Friday, February 17, 2017


A drawing inspired by Grace Hopper College, previously known as Calhoun College. Back when I was an undergraduate, it was called "Calhoun College," and we liked it. Famous 'Hounies include...uh...Demetri Martin '95, who's apparently currently voicing a supreme "white bear," as they're called in Japan. And uh...I'll think of others, give me a minute.

As for Grace Hopper, I was blown away with how accomplished she was after reading up on her. She is quite an inspiration and definitely someone worth having pride and tradition in. Calhoun's current mascot is officially "the fire," if I recall, so I sincerely hope they ditch the vaguely-defined unofficial firey 'Houn dog mascot for a graceful bunny. It's such a flexible mascot, too, I can see plenty of adaptations to any circumstance from a cute, literal bunny to a more personified one, or even just an ironically intense battle bunny. "Beware the Bunny," and similar chants are a natural fit. So for my take on the mascot, I wanted to have a kinda graceful bunny-girl with that Hopper hairdo and her specs to boot, plus carrotty accents, and big, floppy ears and feet.
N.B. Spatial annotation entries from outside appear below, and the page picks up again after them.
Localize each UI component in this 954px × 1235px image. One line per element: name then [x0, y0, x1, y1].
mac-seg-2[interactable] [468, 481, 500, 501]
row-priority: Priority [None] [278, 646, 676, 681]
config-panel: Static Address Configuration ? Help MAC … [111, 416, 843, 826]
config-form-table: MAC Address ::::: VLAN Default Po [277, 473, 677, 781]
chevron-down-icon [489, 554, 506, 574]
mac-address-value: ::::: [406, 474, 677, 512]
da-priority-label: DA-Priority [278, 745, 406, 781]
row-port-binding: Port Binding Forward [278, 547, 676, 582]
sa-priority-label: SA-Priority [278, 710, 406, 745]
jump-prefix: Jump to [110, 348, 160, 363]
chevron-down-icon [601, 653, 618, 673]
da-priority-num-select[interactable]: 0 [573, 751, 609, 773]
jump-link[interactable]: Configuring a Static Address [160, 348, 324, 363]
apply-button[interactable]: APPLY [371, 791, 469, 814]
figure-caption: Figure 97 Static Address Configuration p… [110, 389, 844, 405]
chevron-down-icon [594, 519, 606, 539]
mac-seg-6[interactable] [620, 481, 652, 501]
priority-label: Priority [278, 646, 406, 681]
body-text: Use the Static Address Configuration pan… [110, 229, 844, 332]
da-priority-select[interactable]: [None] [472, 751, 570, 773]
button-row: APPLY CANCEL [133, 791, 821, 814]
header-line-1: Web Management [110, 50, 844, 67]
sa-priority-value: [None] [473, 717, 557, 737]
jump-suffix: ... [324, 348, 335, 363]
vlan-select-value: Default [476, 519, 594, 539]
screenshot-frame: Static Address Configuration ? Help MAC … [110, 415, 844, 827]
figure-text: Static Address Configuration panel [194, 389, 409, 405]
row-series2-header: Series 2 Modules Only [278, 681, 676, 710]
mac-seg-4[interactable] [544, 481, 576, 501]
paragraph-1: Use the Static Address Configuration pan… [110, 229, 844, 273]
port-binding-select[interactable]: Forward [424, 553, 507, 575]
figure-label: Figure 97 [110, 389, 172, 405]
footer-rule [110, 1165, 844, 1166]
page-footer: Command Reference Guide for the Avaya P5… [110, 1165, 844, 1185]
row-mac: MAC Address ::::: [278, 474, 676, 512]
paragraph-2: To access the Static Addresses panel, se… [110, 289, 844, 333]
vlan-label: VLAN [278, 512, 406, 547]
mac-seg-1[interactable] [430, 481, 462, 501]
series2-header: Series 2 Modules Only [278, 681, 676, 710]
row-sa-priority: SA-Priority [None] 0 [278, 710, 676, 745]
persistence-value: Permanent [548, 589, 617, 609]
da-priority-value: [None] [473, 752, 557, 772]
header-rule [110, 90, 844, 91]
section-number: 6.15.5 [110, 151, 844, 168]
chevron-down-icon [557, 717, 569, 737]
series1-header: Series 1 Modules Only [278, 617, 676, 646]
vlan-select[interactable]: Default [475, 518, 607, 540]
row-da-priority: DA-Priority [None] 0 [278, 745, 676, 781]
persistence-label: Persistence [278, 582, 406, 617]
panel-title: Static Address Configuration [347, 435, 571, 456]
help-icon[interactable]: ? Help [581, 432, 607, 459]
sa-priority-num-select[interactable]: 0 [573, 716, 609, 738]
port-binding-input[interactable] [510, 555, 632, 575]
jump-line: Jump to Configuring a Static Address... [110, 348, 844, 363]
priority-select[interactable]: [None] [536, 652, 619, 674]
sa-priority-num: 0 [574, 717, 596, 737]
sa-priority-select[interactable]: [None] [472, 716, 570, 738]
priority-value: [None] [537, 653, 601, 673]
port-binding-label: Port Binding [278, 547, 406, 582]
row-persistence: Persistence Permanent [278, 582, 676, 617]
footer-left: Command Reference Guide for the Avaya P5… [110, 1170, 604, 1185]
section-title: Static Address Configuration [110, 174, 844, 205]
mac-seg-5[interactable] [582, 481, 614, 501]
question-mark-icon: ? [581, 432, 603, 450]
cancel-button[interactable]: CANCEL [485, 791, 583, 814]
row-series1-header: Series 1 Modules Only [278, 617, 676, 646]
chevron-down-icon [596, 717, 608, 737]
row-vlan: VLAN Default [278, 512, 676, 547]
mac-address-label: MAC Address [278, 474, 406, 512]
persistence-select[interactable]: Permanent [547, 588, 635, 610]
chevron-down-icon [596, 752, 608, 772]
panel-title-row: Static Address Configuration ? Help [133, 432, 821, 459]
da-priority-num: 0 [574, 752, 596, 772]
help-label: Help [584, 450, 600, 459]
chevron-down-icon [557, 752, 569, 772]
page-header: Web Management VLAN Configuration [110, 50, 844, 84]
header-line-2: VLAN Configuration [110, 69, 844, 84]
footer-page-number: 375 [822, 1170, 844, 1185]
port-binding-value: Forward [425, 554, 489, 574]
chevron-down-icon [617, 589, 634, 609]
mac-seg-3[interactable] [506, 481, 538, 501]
The sailor outfit and quasi-military jacket are Naval nods to Hopper's career.

Who else was in Calhoun, by the way...(looks up the CC Wikipedia page) wow, Claire Danes (pretty sure she headed off early, though, or was that Jodie Foster? Wow, hey, she's Calhoun, too!), oh--Jonathan Coulton '93! I saw him give a Tea with the Record. Ah, neat he and John Hodgman '94 were both in CC, that makes sense. And what?! Kurt Schneider '10! I had no idea he was Calhoun! I used to watch him play in a band with Jake '09 on the street on Broadway Night and stuff, they did an incredible medley as their closer. Whenever I could, I'd just sit there and sketch as they'd loop through their set. I also got to see him play with the Sandy Gill Affair at the Space. I guess because of that band I always thought he was Morse or Stiles (shudder).

Anyway the racial stuff surrounding Calhoun never really came up in any notable way my entire four years, as far as I was/am aware. Granted, I was in JE (Jonathan Edwards), so my cognizance of CC stuff was limited (plus nobody really cares about Calhoun College, come on). Actually, one of my art heroes transferred from Calhoun into JE, come to think of it, so that kinda seals the deal, doesn't it? Answer: yes.

I'm not black, but I am a minority, so I guess I get to have an opinionish on the name. I myself was actually in favor of them keeping it Calhoun (I only heard of Hopper after they announced the change). I love the idea of that disgusting mark of our university and national history being so prominent as a college name because it disallows us to run or hide from our history, and meanwhile everything we represent and strive for and achieve flies flatly in the face of that racist's ideology. With every victory, we prove how pitifully wrong he and his ilk are and reshape the name into new meaning. Plus it's just an intangible name, which itself is not inherently tied to some vicious meaning, unlike say, a statue or something like that with immutable properties; you can reclaim the name as you will.

During my years, the master of Calhoun was even black, one of the coolest most popular professors on campus, and now he's the Dean of Yale itself! Justice doesn't get sweeter than that. Side story: one heavy winter as we were all preparing to leave for break, Master Holloway helped a Hounie make her shuttle bus by personally dropshipping her and her luggage to the pickup site via his car so she wouldn't miss her flight. He didn't need to drive or trudge around in the snow to help an outta-luck student, but he did. I was floored seeing such kindness. That's my greatest CC memory.

But I understand the desire to move past the Calhoun name, much like Pierson College (appropriately shorthanded as "PC") long retired its former college mascot with such precision and thorough eradication that you would be hard-pressed to find a student who could identify the character that Pierson people rallied behind in the early days of Yale College life. Look through the archives carefully enough (the JE library has a neat Yale history volume) and you'll learn that Piersonites in the mid 1930s gussied up for their annual plantation-themed formal and assuredly at some point in the evening, conversation would drift to boasting about one recent intramural meet or another and how well the Pierson Slaves did that week.